Und doch ist alles echt
Die Straßen wirken breit und majestätisch, die Wasserspiele vor den Museen und Galerien laden zum Verweilen ein. Die ganze Stadt ist eine Augenweide, es gibt keinen Müll und scheinbar keine Probleme. Nur vor dem alten Parlament entdecke ich eine Wellblechhütte, mit der Fahne der Aborigines geschmückt und umrahmt von Protestplakaten.
Altes Parlament in Canberra
Bisher hat Robin
nur der Flaggenaufmarsch im Botschaftsviertel beeindruckt, jetzt
läuft er schnurstracks auf die kleine Gruppe Demonstranten
zu. Sie stellen mit Didgeridoo, Lagerfeuer und Körperbemalung,
leicht angegrauten T-Shirts und verschwitzten Haaren einen krassen
Gegensatz zu dieser aufgeräumten Welt wohlabgestimmter Farben
und Formen dar. “Sind die echt?”, fragt er mich skeptisch.
Und das ist der Schlüssel zu Canberra – es ist schön,
es ist vielseitig und wesentlich attraktiver als man in Gesprächen
heraushört. Doch eckt es nirgendwo an. Alles hier ist, wie
schon gesagt, wohlgestalt, aber dadurch irgendwie künstlich.
“Ja, das sind sie!”, höre ich mich mit erleichterter
Stimme sagen und wir setzen uns und hören dem “anderen”
Australien ein wenig zu.
Dog on the tuckerbox
An dieser Stelle
fällt mir eine Geschichte ein, die ich Ihnen erzählen
möchte. Auch, weil sie in diese Landschaft gehört, denn
wer auf dem Hume Highway bis Canberra und von dort nach Sydney fährt, kreuzt den Murrumbidgee River und kommt an Gundagai nicht vorbei. Hier entstand
im 19. Jahrhundert zunächst das Gedicht vom “Dog
on the tuckerbox”. Daraus wurde eine mehrstrophige
Ballade über den wachsamen Hund, der die Butterbrotdose seines
Herrchens bewacht. (Foto: Monument "The dog on the tuckerbox")
Warum? Vielleicht, weil während des 19. Jahrhunderts die Pioniere
von Sydney ins Landesinnere zogen. Auf der Suche nach Flüssen
und dem damit verbundenen fruchtbaren Ackerboden. Die so genannten
“Bullockies” mit ihren Ochsenkarren bereiteten die Versorgungswege
für die Siedler, schlugen Schneisen, ebneten Pfade und brachten
Nachschub. Oft aufgehalten durch reißende Bäche nach
Regenfällen oder andere Unwegsamkeiten, gab es lange Wartezeiten.
Und dabei, ja, dabei wusste man sich zu unterhalten: Mit dem Aufsagen
von Versen, dem Erzählen von Geschichten, mit Dichten und komponieren.
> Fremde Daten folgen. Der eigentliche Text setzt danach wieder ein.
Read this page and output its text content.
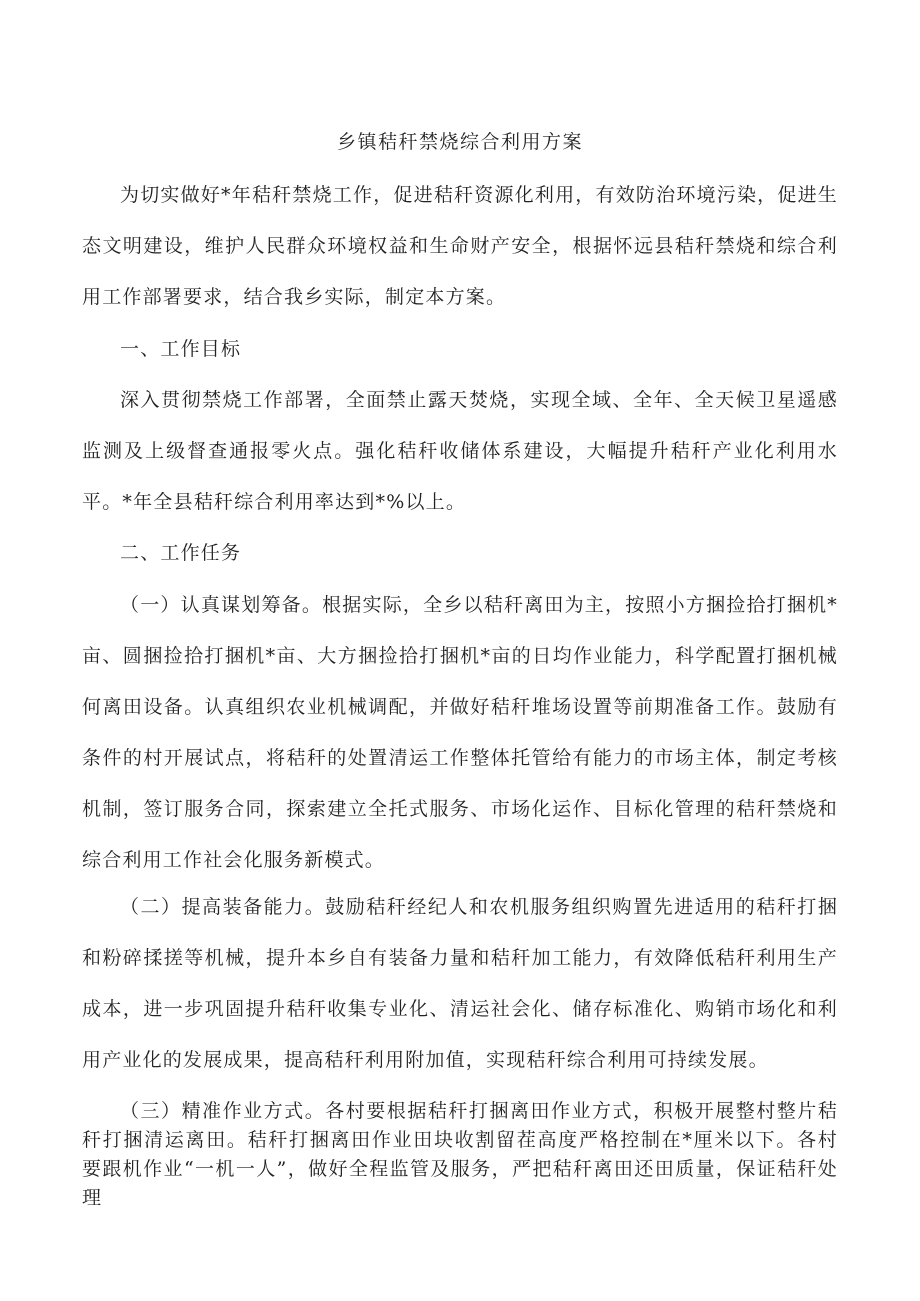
乡镇秸秆禁烧综合利用方案
为切实做好*年秸秆禁烧工作，促进秸秆资源化利用，有效防治环境污染，促进生态文明建设，维护人民群众环境权益和生命财产安全，根据怀远县秸秆禁烧和综合利用工作部署要求，结合我乡实际，制定本方案。
一、工作目标
深入贯彻禁烧工作部署，全面禁止露天焚烧，实现全域、全年、全天候卫星遥感监测及上级督查通报零火点。强化秸秆收储体系建设，大幅提升秸秆产业化利用水平。*年全县秸秆综合利用率达到*%以上。
二、工作任务
（一）认真谋划筹备。根据实际，全乡以秸秆离田为主，按照小方捆捡拾打捆机*亩、圆捆捡拾打捆机*亩、大方捆捡拾打捆机*亩的日均作业能力，科学配置打捆机械何离田设备。认真组织农业机械调配，并做好秸秆堆场设置等前期准备工作。鼓励有条件的村开展试点，将秸秆的处置清运工作整体托管给有能力的市场主体，制定考核机制，签订服务合同，探索建立全托式服务、市场化运作、目标化管理的秸秆禁烧和综合利用工作社会化服务新模式。
（二）提高装备能力。鼓励秸秆经纪人和农机服务组织购置先进适用的秸秆打捆和粉碎揉搓等机械，提升本乡自有装备力量和秸秆加工能力，有效降低秸秆利用生产成本，进一步巩固提升秸秆收集专业化、清运社会化、储存标准化、购销市场化和利用产业化的发展成果，提高秸秆利用附加值，实现秸秆综合利用可持续发展。
（三）精准作业方式。各村要根据秸秆打捆离田作业方式，积极开展整村整片秸秆打捆清运离田。秸秆打捆离田作业田块收割留茬高度严格控制在*厘米以下。各村要跟机作业“一机一人”，做好全程监管及服务，严把秸秆离田还田质量，保证秸秆处理
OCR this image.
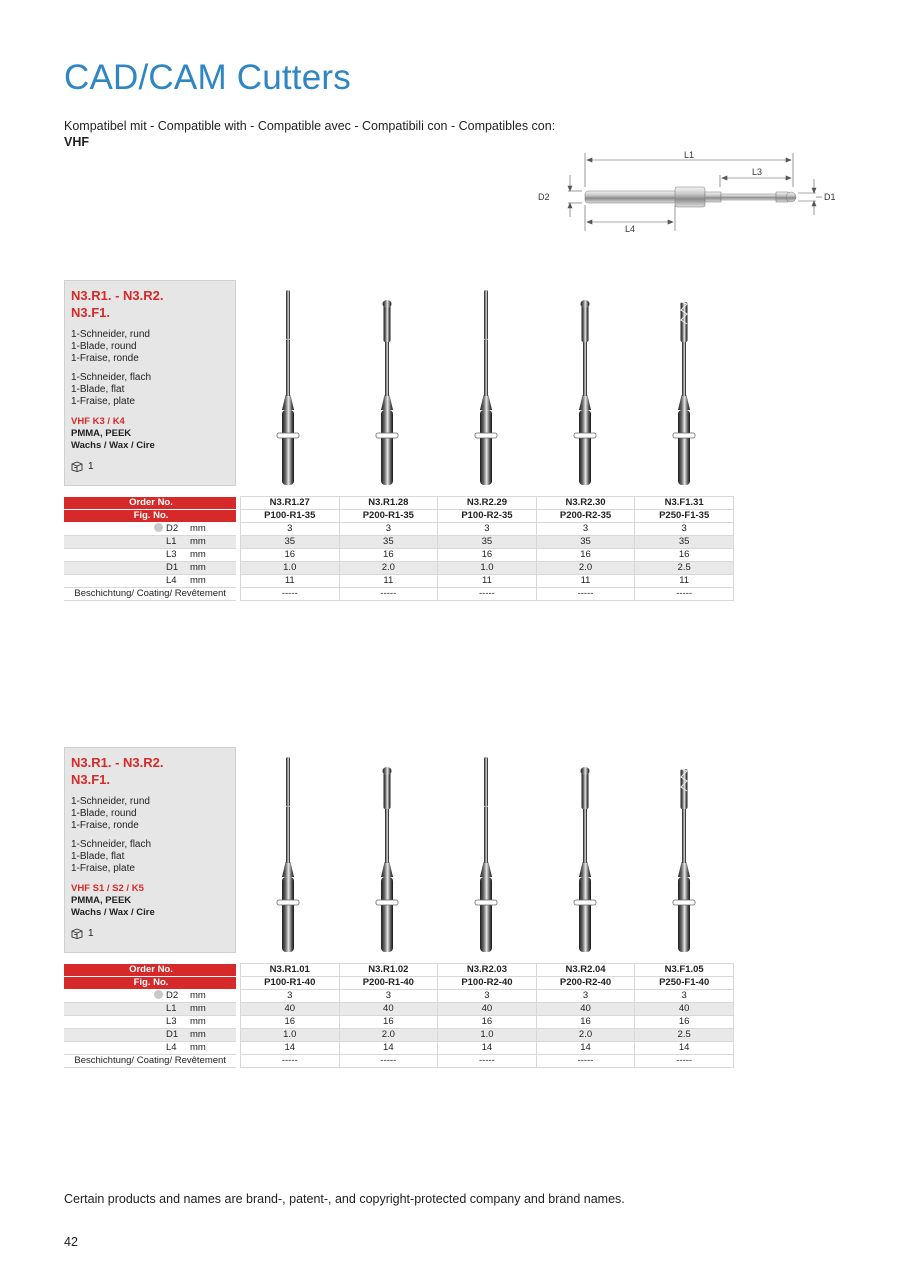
CAD/CAM Cutters
Kompatibel mit - Compatible with - Compatible avec - Compatibili con - Compatibles con:
VHF
L1
L3
L4
D2	D1
N3.R1. - N3.R2.
N3.F1.
1-Schneider, rund
1-Blade, round
1-Fraise, ronde
1-Schneider, flach
1-Blade, flat
1-Fraise, plate
VHF K3 / K4
PMMA, PEEK
Wachs / Wax / Cire
1
Order No.		N3.R1.27	N3.R1.28	N3.R2.29	N3.R2.30	N3.F1.31
Fig. No.		P100-R1-35	P200-R1-35	P100-R2-35	P200-R2-35	P250-F1-35
D2 mm		3	3	3	3	3
L1 mm		35	35	35	35	35
L3 mm		16	16	16	16	16
D1 mm		1.0	2.0	1.0	2.0	2.5
L4 mm		11	11	11	11	11
Beschichtung/ Coating/ Revêtement		-----	-----	-----	-----	-----
N3.R1. - N3.R2.
N3.F1.
1-Schneider, rund
1-Blade, round
1-Fraise, ronde
1-Schneider, flach
1-Blade, flat
1-Fraise, plate
VHF S1 / S2 / K5
PMMA, PEEK
Wachs / Wax / Cire
1
Order No.		N3.R1.01	N3.R1.02	N3.R2.03	N3.R2.04	N3.F1.05
Fig. No.		P100-R1-40	P200-R1-40	P100-R2-40	P200-R2-40	P250-F1-40
D2 mm		3	3	3	3	3
L1 mm		40	40	40	40	40
L3 mm		16	16	16	16	16
D1 mm		1.0	2.0	1.0	2.0	2.5
L4 mm		14	14	14	14	14
Beschichtung/ Coating/ Revêtement		-----	-----	-----	-----	-----
Certain products and names are brand-, patent-, and copyright-protected company and brand names.
42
So ist denn wohl auch “The Dog on the tuckerbox” zu
Ehren gekommen, wobei das legendär gewordene Stück australischer
Folklore Einblick gibt in das harte Leben der ersten australischen
Pioniere.
Hier ist “Bowyang Yorke's Poem”, entstanden um 1850:
As I was coming down Conroy's Gap,
I heard a maiden cry;
'There goes Bill the Bullocky,
He's bound for Gundagai.
A better poor old beggar
Never earnt an honest crust,
A better poor old beggar
Never drug a whip through dust.'
His team got bogged at the nine mile creek,
Bill lashed and swore and cried;
'If Nobby don't get me out of this,
I'll tattoo his bloody hide.'
But Nobby strained and broke the yoke,
And poked out the leader's eye;
Then the dog sat on the Tucker Box
Nine miles from Gundagai
1932 wurde das Monument zu Ehren der ersten zähen Siedler acht Kilometer außerhalb von Gundagai eingeweiht – es wird noch immer darum gestritten, dass es nicht, wie im Lied gesagt, neun Meilen sind – und ist seitdem ein vielbesuchter “Wallfahrtsort” geschichtsinteressierter Landsleute. Wobei, man nehme es mir nicht übel, Nicht-Australiern sich der rechte Sinn für diese Sehenswürdigkeit nur mühsam erschließt.